Fallon appears unfazed, matching the much younger Boudreau save for save. Perhaps not as spry as Boudreau, Fallon has been relying upon steadfast positioning to thwart the Kings, like Brian Barringer. Number 11 shoots from the low shot, and the puck flutters toward Fallon, who is once again in prime real estate to trap the puck like it’s a broken butterfly.

With less than thirty seconds in the second period, King forward Tim Smith controls a pass at the Stars’ blueline and skates in alone on Fallon. He fakes a shot from the slot, freezing Fallon, skirts around the fifty-something and then slides the puck over the unprotected goal line.

Five minutes into the third period, Smith stations himself in the crease, sniffing for rebounds. He pokes home a loose puck, and the Kings lead 2–0.

Boudreau seems like an impenetrable fortress, but Big Green refuses to cease the assault. On the power play, with 1:30 on the clock and Fallon on the bench in favor of an extra attacker, Marshall McLean—the Stars’ go-to guy all season—blasts a shot from the face-off circle.
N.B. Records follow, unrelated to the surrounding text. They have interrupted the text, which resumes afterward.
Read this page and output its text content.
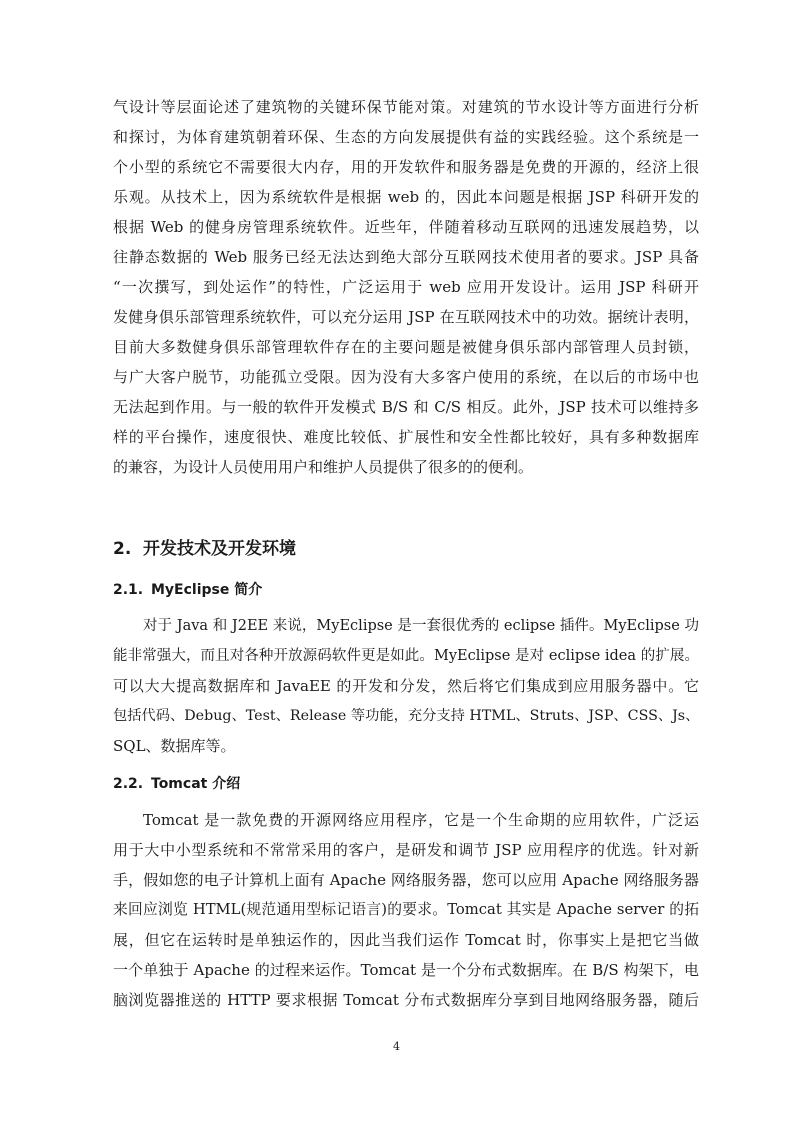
气设计等层面论述了建筑物的关键环保节能对策。对建筑的节水设计等方面进行分析
和探讨，为体育建筑朝着环保、生态的方向发展提供有益的实践经验。这个系统是一
个小型的系统它不需要很大内存，用的开发软件和服务器是免费的开源的，经济上很
乐观。从技术上，因为系统软件是根据 web 的，因此本问题是根据 JSP 科研开发的
根据 Web 的健身房管理系统软件。近些年，伴随着移动互联网的迅速发展趋势，以
往静态数据的 Web 服务已经无法达到绝大部分互联网技术使用者的要求。JSP 具备
“一次撰写，到处运作”的特性，广泛运用于 web 应用开发设计。运用 JSP 科研开
发健身俱乐部管理系统软件，可以充分运用 JSP 在互联网技术中的功效。据统计表明，
目前大多数健身俱乐部管理软件存在的主要问题是被健身俱乐部内部管理人员封锁，
与广大客户脱节，功能孤立受限。因为没有大多客户使用的系统，在以后的市场中也
无法起到作用。与一般的软件开发模式 B/S 和 C/S 相反。此外，JSP 技术可以维持多
样的平台操作，速度很快、难度比较低、扩展性和安全性都比较好，具有多种数据库
的兼容，为设计人员使用用户和维护人员提供了很多的的便利。
2. 开发技术及开发环境
2.1. MyEclipse 简介
对于 Java 和 J2EE 来说，MyEclipse 是一套很优秀的 eclipse 插件。MyEclipse 功
能非常强大，而且对各种开放源码软件更是如此。MyEclipse 是对 eclipse idea 的扩展。
可以大大提高数据库和 JavaEE 的开发和分发，然后将它们集成到应用服务器中。它
包括代码、Debug、Test、Release 等功能，充分支持 HTML、Struts、JSP、CSS、Js、
SQL、数据库等。
2.2. Tomcat 介绍
Tomcat 是一款免费的开源网络应用程序，它是一个生命期的应用软件，广泛运
用于大中小型系统和不常常采用的客户，是研发和调节 JSP 应用程序的优选。针对新
手，假如您的电子计算机上面有 Apache 网络服务器，您可以应用 Apache 网络服务器
来回应浏览 HTML(规范通用型标记语言)的要求。Tomcat 其实是 Apache server 的拓
展，但它在运转时是单独运作的，因此当我们运作 Tomcat 时，你事实上是把它当做
一个单独于 Apache 的过程来运作。Tomcat 是一个分布式数据库。在 B/S 构架下，电
脑浏览器推送的 HTTP 要求根据 Tomcat 分布式数据库分享到目地网络服务器，随后
4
Boudreau blocks the shot with his waffle, once again stymieing the Stars.

After the buzzer signaling the shut-out, King Boudreau taps his stick twice upon the pipe to his right and then skates toward his minions to celebrate his third championship victory this week.

“That goalie is insane,” Corke says as he shakes his head and trudges toward the losers’ locker room.

Boudreau, if nothing else, has been a royal pain in the posterior.

But will the baby-faced substitute—and junior studs like Bagley and Marchand—become regulars and prove as durable and dependable as the senior set—the DeLeos, Barroses, Hales, and Fallons?